Saturday 8 July 2017

Accepting the ugly side


Sometimes you look at yourself and you don't agree with the image in the mirror. So when I realized that the person staring back at me wasn't who I wanted her to be, I decided to make some drastic changes.

The first one was the one that made changes apparent to everyone looking at me: cutting off almost all of my hair. Weird enough, it was very liberating. All my life, I had long hair because someone told me once that short hair would never look good on me. But guess what? It does. Short hair, long hair, it doesn't matter at all. Feeling like I fit well into my own skin is the most important thing.


The second one was the hardest part: accepting that I am not capable to do normal things. About 4 months ago I made a choice: I wanted to work. Changing my entire lifestyle to be able to do this, was not something that I imagined I had to do.
I had to learn to balance every single part of my life again. I needed to start eating breakfast, shower, put on clothes for the day and look presentable. This may seem obvious to a lot of people, but that had been a lifetime ago for me. Working part time was the other struggle, not because of the work itself, but feeling my muscles and joints working again was torture. Every day I had to work on building up the strength to move. And you know what? It's all because I absolutely love my job. I never thought I would be able to find joy into anything I did, but I get up every single day and I can't get there fast enough.
But working does bring it consequences, and they are well worth it. Balancing it all out is key. No more seeing people during the week, sleeping before and after work, taking more care of myself, creating very strict schedules to get through the day, all of it is worth it. I have never felt happy with my life before.

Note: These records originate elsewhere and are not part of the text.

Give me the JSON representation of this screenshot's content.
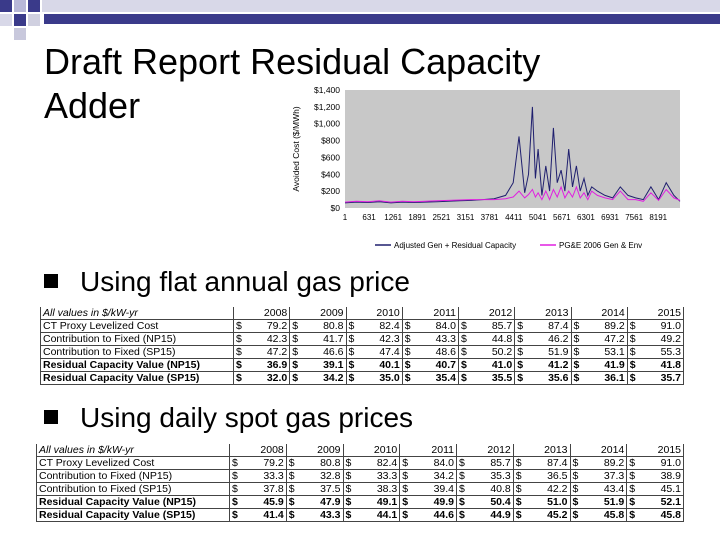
{
  "title": "Draft Report Residual Capacity Adder",
  "bullets": [
    "Using flat annual gas price",
    "Using daily spot gas prices"
  ],
  "colors": {
    "series_adjusted": "#1f1f6e",
    "series_pge": "#e020e0",
    "plot_bg": "#c8c8c8",
    "squares": "#3a3a8a"
  },
  "chart_data": {
    "type": "line",
    "ylabel": "Avoided Cost ($/MWh)",
    "yticks": [
      "$0",
      "$200",
      "$400",
      "$600",
      "$800",
      "$1,000",
      "$1,200",
      "$1,400"
    ],
    "ylim": [
      0,
      1400
    ],
    "xticks": [
      "1",
      "631",
      "1261",
      "1891",
      "2521",
      "3151",
      "3781",
      "4411",
      "5041",
      "5671",
      "6301",
      "6931",
      "7561",
      "8191"
    ],
    "xlim": [
      1,
      8760
    ],
    "legend": [
      "Adjusted Gen + Residual Capacity",
      "PG&E 2006 Gen & Env"
    ],
    "legend_position": "bottom",
    "series": [
      {
        "name": "Adjusted Gen + Residual Capacity",
        "x": [
          1,
          300,
          600,
          900,
          1200,
          1500,
          1800,
          2100,
          2400,
          2700,
          3000,
          3300,
          3600,
          3900,
          4200,
          4400,
          4550,
          4700,
          4800,
          4900,
          4980,
          5050,
          5150,
          5250,
          5350,
          5450,
          5550,
          5650,
          5750,
          5850,
          5950,
          6050,
          6150,
          6250,
          6350,
          6450,
          6600,
          6800,
          7000,
          7200,
          7400,
          7600,
          7800,
          8000,
          8200,
          8400,
          8600,
          8760
        ],
        "y": [
          60,
          70,
          65,
          75,
          60,
          70,
          65,
          70,
          75,
          80,
          85,
          90,
          100,
          110,
          150,
          300,
          850,
          180,
          400,
          1200,
          350,
          700,
          150,
          500,
          200,
          950,
          300,
          450,
          200,
          700,
          250,
          500,
          200,
          350,
          150,
          250,
          200,
          150,
          120,
          250,
          150,
          120,
          100,
          250,
          100,
          300,
          150,
          80
        ]
      },
      {
        "name": "PG&E 2006 Gen & Env",
        "x": [
          1,
          300,
          600,
          900,
          1200,
          1500,
          1800,
          2100,
          2400,
          2700,
          3000,
          3300,
          3600,
          3900,
          4200,
          4400,
          4550,
          4700,
          4800,
          4900,
          4980,
          5050,
          5150,
          5250,
          5350,
          5450,
          5550,
          5650,
          5750,
          5850,
          5950,
          6050,
          6150,
          6250,
          6350,
          6450,
          6600,
          6800,
          7000,
          7200,
          7400,
          7600,
          7800,
          8000,
          8200,
          8400,
          8600,
          8760
        ],
        "y": [
          70,
          80,
          75,
          85,
          70,
          80,
          75,
          80,
          85,
          90,
          95,
          100,
          100,
          100,
          110,
          130,
          200,
          120,
          160,
          220,
          130,
          180,
          100,
          200,
          100,
          220,
          130,
          250,
          120,
          200,
          130,
          250,
          120,
          180,
          100,
          200,
          150,
          120,
          100,
          200,
          100,
          100,
          80,
          180,
          90,
          220,
          120,
          90
        ]
      }
    ]
  },
  "tables": [
    {
      "header": [
        "All values in $/kW-yr",
        "2008",
        "2009",
        "2010",
        "2011",
        "2012",
        "2013",
        "2014",
        "2015"
      ],
      "rows": [
        {
          "label": "CT Proxy Levelized Cost",
          "values": [
            "79.2",
            "80.8",
            "82.4",
            "84.0",
            "85.7",
            "87.4",
            "89.2",
            "91.0"
          ],
          "bold": false
        },
        {
          "label": "Contribution to Fixed (NP15)",
          "values": [
            "42.3",
            "41.7",
            "42.3",
            "43.3",
            "44.8",
            "46.2",
            "47.2",
            "49.2"
          ],
          "bold": false
        },
        {
          "label": "Contribution to Fixed (SP15)",
          "values": [
            "47.2",
            "46.6",
            "47.4",
            "48.6",
            "50.2",
            "51.9",
            "53.1",
            "55.3"
          ],
          "bold": false
        },
        {
          "label": "Residual Capacity Value (NP15)",
          "values": [
            "36.9",
            "39.1",
            "40.1",
            "40.7",
            "41.0",
            "41.2",
            "41.9",
            "41.8"
          ],
          "bold": true
        },
        {
          "label": "Residual Capacity Value (SP15)",
          "values": [
            "32.0",
            "34.2",
            "35.0",
            "35.4",
            "35.5",
            "35.6",
            "36.1",
            "35.7"
          ],
          "bold": true
        }
      ]
    },
    {
      "header": [
        "All values in $/kW-yr",
        "2008",
        "2009",
        "2010",
        "2011",
        "2012",
        "2013",
        "2014",
        "2015"
      ],
      "rows": [
        {
          "label": "CT Proxy Levelized Cost",
          "values": [
            "79.2",
            "80.8",
            "82.4",
            "84.0",
            "85.7",
            "87.4",
            "89.2",
            "91.0"
          ],
          "bold": false
        },
        {
          "label": "Contribution to Fixed (NP15)",
          "values": [
            "33.3",
            "32.8",
            "33.3",
            "34.2",
            "35.3",
            "36.5",
            "37.3",
            "38.9"
          ],
          "bold": false
        },
        {
          "label": "Contribution to Fixed (SP15)",
          "values": [
            "37.8",
            "37.5",
            "38.3",
            "39.4",
            "40.8",
            "42.2",
            "43.4",
            "45.1"
          ],
          "bold": false
        },
        {
          "label": "Residual Capacity Value (NP15)",
          "values": [
            "45.9",
            "47.9",
            "49.1",
            "49.9",
            "50.4",
            "51.0",
            "51.9",
            "52.1"
          ],
          "bold": true
        },
        {
          "label": "Residual Capacity Value (SP15)",
          "values": [
            "41.4",
            "43.3",
            "44.1",
            "44.6",
            "44.9",
            "45.2",
            "45.8",
            "45.8"
          ],
          "bold": true
        }
      ]
    }
  ],
  "currency_symbol": "$"
}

the ugly side of cfs/fibro

Coming to the third: accepting the very ugly side of my illness. 
I sleep. I sleep a lot. I sleep a lot a lot. I have to be woken up to go to the bathroom. I have a walking cane for moments it gets very bad. I don't have a lot of friends, because I don't have the energy to talk to people. The pain gets so bad some days that I have to live off of painkillers. Losing people, giving up on hobbies, it's all part of my life right now. At least, that's what people made me believe.
Sleeping is the biggest part of my day, yes sure... But does that mean I have to give up on anything? My friends know me better than anyone. They are well aware that I need sleep and that I can't go out at night. And they love me for who I am. They already know the ugly side. They have seen it even worse. They are the reason it's starting to become okay.
Slowly, I have started to pick up long lost hobbies again. Writing small things is part of that. 
No matter how hard it gets, I have to remember that there are so many people around me that support me. So many people that are ready to catch me if I fall. 


beautiful people
Fourth: I have to accept who I am.

I have never been able to do this. Looking at all my flaws and imperfections, I never felt like I was good enough. 
How do you start believing you are good enough? You start listening to the people around you. My husband who tells me he loves me every single day. My beautiful mother who's eyes sparkle when she sees me after two days of not seeing each other. My father who hugs me tight when I have to leave. My best friend who looks into my eyes and tells me I am beautiful. My other best friend who sits with me outside talking about life. My sister who thinks about me when she sees shoes that I might like. My brother who laughs at me and I know that's his way of showing me he loves me. And my other brother who shares his inner thoughts with me, who lights up my day by sending me lovely messages.
I have to start focusing on these people. These people that have stuck with me through my most difficult days. The people that have seen my ugly side and love me even more.

And maybe these changes doesn't seem so 'drastic' to you... For me, these changes will change my entire life. And I for one, can't wait to allow myself to become happy with who I am. Flaws and all.